Android OS is probably the closest of the mobile OS’s that can be used as a tablet OS, but unless Google builds a better experience, it’s not going to work.

Eddie W.

I read Under the Dome about a month ago. It was very long and took quite a while to read, but the end is quite interesting. You’ll like it, I think!

Richard O. Jones

A while ago, you mentioned that you have a large collection of eReader e-books. Have you found a way to read them on the iPad?

Adam W

Great insight on the iPad James! I would love to get one but I’m kind of the typical broke college student at this point. I have played with one at Best Buy and you better believe that if I had the money in my account, I’d have taken 1 of those suckers home on launch day. How do you like the onscreen keyboard on the iPad? My very short time playing with it, I found it a bit awkward but I think I could get used to it.


Wow, we’re so much alike. :)

I too, tested the iPad at bestbuy and am a broke college student. Not only that but I also would have bought it on launch day if I had the money. the only thing I noticed was that it was a bit heavy. But, seeing as I’ve never used a tablet device, (except for the iPad ;) ) It may take some time to get used to the weight.

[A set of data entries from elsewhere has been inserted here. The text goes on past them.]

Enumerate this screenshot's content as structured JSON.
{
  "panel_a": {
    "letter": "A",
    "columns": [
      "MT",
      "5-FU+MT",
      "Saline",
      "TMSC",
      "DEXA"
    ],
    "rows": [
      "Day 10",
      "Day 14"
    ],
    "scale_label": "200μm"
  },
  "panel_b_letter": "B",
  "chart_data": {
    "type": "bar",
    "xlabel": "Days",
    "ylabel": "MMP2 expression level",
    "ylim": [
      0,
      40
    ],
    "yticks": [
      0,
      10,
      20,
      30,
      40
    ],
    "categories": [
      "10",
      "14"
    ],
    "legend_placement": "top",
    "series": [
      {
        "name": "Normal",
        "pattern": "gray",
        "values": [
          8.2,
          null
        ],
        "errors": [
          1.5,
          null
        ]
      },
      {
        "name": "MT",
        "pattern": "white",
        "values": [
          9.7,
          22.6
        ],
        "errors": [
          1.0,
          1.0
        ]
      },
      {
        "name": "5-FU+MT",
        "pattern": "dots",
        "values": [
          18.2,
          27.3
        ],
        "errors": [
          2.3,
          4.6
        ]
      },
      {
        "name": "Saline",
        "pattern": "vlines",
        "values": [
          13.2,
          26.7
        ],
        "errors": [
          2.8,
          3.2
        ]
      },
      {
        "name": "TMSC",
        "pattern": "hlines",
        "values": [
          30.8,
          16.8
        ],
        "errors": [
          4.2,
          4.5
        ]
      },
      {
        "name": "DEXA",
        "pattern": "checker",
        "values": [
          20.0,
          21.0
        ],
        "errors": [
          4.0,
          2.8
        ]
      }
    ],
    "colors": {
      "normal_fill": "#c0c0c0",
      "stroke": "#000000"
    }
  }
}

Btw James, that shake weight was just… wrong, lol… :)

Have a good one, peeps!


James, here are a couple of my most-used iPad apps that are worth testing if you haven’t had a look yet. Both got updates just yesterday that fixed the most annoying problems:

Office2 HD (was called Office2 Pro before yesterday’s update) is basically a Pages/Numbers replacement that allows you to work directly with Google Docs (open/save on the iPad work exactly as they should) as well as opening and editing Word/Excel files stored in MobileMe,, and other WebDAV stores. (I use an private WebDAV server for secure client documents, so this is a big help to me.)

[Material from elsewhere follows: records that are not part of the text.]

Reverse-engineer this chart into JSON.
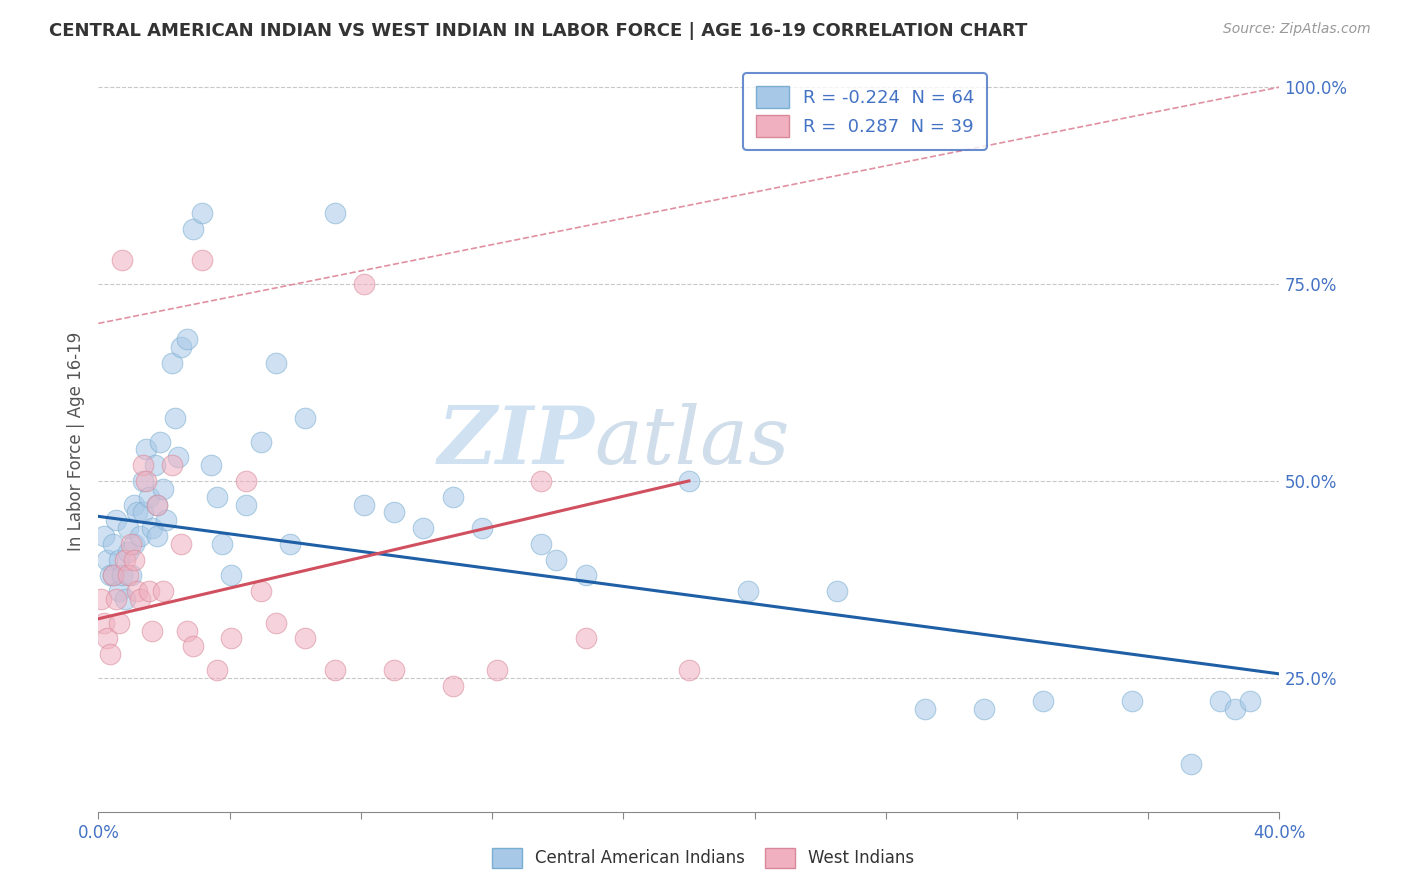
{
  "title": "CENTRAL AMERICAN INDIAN VS WEST INDIAN IN LABOR FORCE | AGE 16-19 CORRELATION CHART",
  "source": "Source: ZipAtlas.com",
  "ylabel": "In Labor Force | Age 16-19",
  "xlim": [
    0.0,
    0.4
  ],
  "ylim": [
    0.08,
    1.02
  ],
  "legend_entries": [
    {
      "label": "R = -0.224  N = 64",
      "color": "#a8c8e8"
    },
    {
      "label": "R =  0.287  N = 39",
      "color": "#f0b0c0"
    }
  ],
  "watermark_zip": "ZIP",
  "watermark_atlas": "atlas",
  "blue_color": "#a8c8e8",
  "pink_color": "#f0b0c0",
  "blue_line_color": "#1f5fa6",
  "pink_line_color": "#d05060",
  "dashed_line_color": "#e090a0",
  "grid_color": "#c8c8c8",
  "blue_scatter_x": [
    0.002,
    0.003,
    0.004,
    0.005,
    0.005,
    0.006,
    0.007,
    0.007,
    0.008,
    0.009,
    0.01,
    0.01,
    0.011,
    0.012,
    0.012,
    0.013,
    0.014,
    0.015,
    0.015,
    0.016,
    0.017,
    0.018,
    0.019,
    0.02,
    0.02,
    0.021,
    0.022,
    0.023,
    0.025,
    0.026,
    0.027,
    0.028,
    0.03,
    0.032,
    0.035,
    0.038,
    0.04,
    0.042,
    0.045,
    0.05,
    0.055,
    0.06,
    0.065,
    0.07,
    0.08,
    0.09,
    0.1,
    0.11,
    0.12,
    0.13,
    0.15,
    0.155,
    0.165,
    0.2,
    0.22,
    0.25,
    0.28,
    0.3,
    0.32,
    0.35,
    0.37,
    0.38,
    0.385,
    0.39
  ],
  "blue_scatter_y": [
    0.43,
    0.4,
    0.38,
    0.42,
    0.38,
    0.45,
    0.4,
    0.36,
    0.38,
    0.35,
    0.44,
    0.41,
    0.38,
    0.47,
    0.42,
    0.46,
    0.43,
    0.5,
    0.46,
    0.54,
    0.48,
    0.44,
    0.52,
    0.47,
    0.43,
    0.55,
    0.49,
    0.45,
    0.65,
    0.58,
    0.53,
    0.67,
    0.68,
    0.82,
    0.84,
    0.52,
    0.48,
    0.42,
    0.38,
    0.47,
    0.55,
    0.65,
    0.42,
    0.58,
    0.84,
    0.47,
    0.46,
    0.44,
    0.48,
    0.44,
    0.42,
    0.4,
    0.38,
    0.5,
    0.36,
    0.36,
    0.21,
    0.21,
    0.22,
    0.22,
    0.14,
    0.22,
    0.21,
    0.22
  ],
  "pink_scatter_x": [
    0.001,
    0.002,
    0.003,
    0.004,
    0.005,
    0.006,
    0.007,
    0.008,
    0.009,
    0.01,
    0.011,
    0.012,
    0.013,
    0.014,
    0.015,
    0.016,
    0.017,
    0.018,
    0.02,
    0.022,
    0.025,
    0.028,
    0.03,
    0.032,
    0.035,
    0.04,
    0.045,
    0.05,
    0.055,
    0.06,
    0.07,
    0.08,
    0.09,
    0.1,
    0.12,
    0.135,
    0.15,
    0.165,
    0.2
  ],
  "pink_scatter_y": [
    0.35,
    0.32,
    0.3,
    0.28,
    0.38,
    0.35,
    0.32,
    0.78,
    0.4,
    0.38,
    0.42,
    0.4,
    0.36,
    0.35,
    0.52,
    0.5,
    0.36,
    0.31,
    0.47,
    0.36,
    0.52,
    0.42,
    0.31,
    0.29,
    0.78,
    0.26,
    0.3,
    0.5,
    0.36,
    0.32,
    0.3,
    0.26,
    0.75,
    0.26,
    0.24,
    0.26,
    0.5,
    0.3,
    0.26
  ],
  "blue_trend_x": [
    0.0,
    0.4
  ],
  "blue_trend_y": [
    0.455,
    0.255
  ],
  "pink_trend_x": [
    0.0,
    0.2
  ],
  "pink_trend_y": [
    0.325,
    0.5
  ],
  "dashed_trend_x": [
    0.0,
    0.4
  ],
  "dashed_trend_y": [
    0.7,
    1.0
  ],
  "ytick_positions": [
    0.25,
    0.5,
    0.75,
    1.0
  ],
  "ytick_labels": [
    "25.0%",
    "50.0%",
    "75.0%",
    "100.0%"
  ],
  "xtick_positions": [
    0.0,
    0.04444,
    0.08889,
    0.13333,
    0.17778,
    0.22222,
    0.26667,
    0.31111,
    0.35556,
    0.4
  ],
  "xtick_show": [
    true,
    false,
    false,
    false,
    false,
    false,
    false,
    false,
    false,
    true
  ]
}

Instapaper is a real productivity enhancement. You install a bookmark in all your Web browsers, including Safari on the iPad, and then flag pages for later reading. The Web pages are reformatted and stripped of ads and downloaded to the iPad. During the day, instead of having my work interrupted by reading a long Wall Street Journal article when it catches my eye, I tag it for reading later when it’s more convenient.

James Kendrick

Good finds. I actually do use Instapaper but haven’t gotten into using it that much yet. I’ll keep looking at it, though.

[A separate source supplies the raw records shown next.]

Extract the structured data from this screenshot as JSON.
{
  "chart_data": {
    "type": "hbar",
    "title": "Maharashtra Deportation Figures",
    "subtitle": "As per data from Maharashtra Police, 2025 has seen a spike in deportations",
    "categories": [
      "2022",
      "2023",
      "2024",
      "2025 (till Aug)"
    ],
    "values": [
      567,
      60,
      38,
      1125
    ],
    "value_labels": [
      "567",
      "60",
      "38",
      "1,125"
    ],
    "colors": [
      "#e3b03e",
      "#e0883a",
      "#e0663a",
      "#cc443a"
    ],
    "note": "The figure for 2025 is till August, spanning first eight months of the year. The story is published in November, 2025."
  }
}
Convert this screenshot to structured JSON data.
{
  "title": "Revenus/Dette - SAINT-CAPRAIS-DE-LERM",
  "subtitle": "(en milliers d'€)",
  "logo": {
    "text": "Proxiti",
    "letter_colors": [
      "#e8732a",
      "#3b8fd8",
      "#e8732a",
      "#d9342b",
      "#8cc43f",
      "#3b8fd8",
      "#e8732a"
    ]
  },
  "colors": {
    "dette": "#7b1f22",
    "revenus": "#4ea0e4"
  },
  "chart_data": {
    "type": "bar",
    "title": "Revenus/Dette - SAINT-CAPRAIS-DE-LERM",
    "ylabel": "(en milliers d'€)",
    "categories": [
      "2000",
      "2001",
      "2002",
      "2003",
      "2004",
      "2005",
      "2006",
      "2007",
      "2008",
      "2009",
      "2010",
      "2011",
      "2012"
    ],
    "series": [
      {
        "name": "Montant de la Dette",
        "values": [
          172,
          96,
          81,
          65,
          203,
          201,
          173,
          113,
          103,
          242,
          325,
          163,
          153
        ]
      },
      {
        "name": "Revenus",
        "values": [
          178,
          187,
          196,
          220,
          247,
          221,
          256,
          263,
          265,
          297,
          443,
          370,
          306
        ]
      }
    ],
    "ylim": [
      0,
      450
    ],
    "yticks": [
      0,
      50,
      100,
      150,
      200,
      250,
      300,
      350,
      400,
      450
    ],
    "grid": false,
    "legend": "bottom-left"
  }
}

I used a HD 2 for about a week. I loved the hardware but even the apps that came with it would crash frequently. It didn’t run smoothly for all that horsepower and I have to blame WinMo for that because Sense on my wife’s Droid Eris runs great. The phone went back and I got a Pre Plus for the free 3G hotspot feature. Impressions are the hotspot is a little slow but usable, the Pre hardware kinda of meh, but love webOS.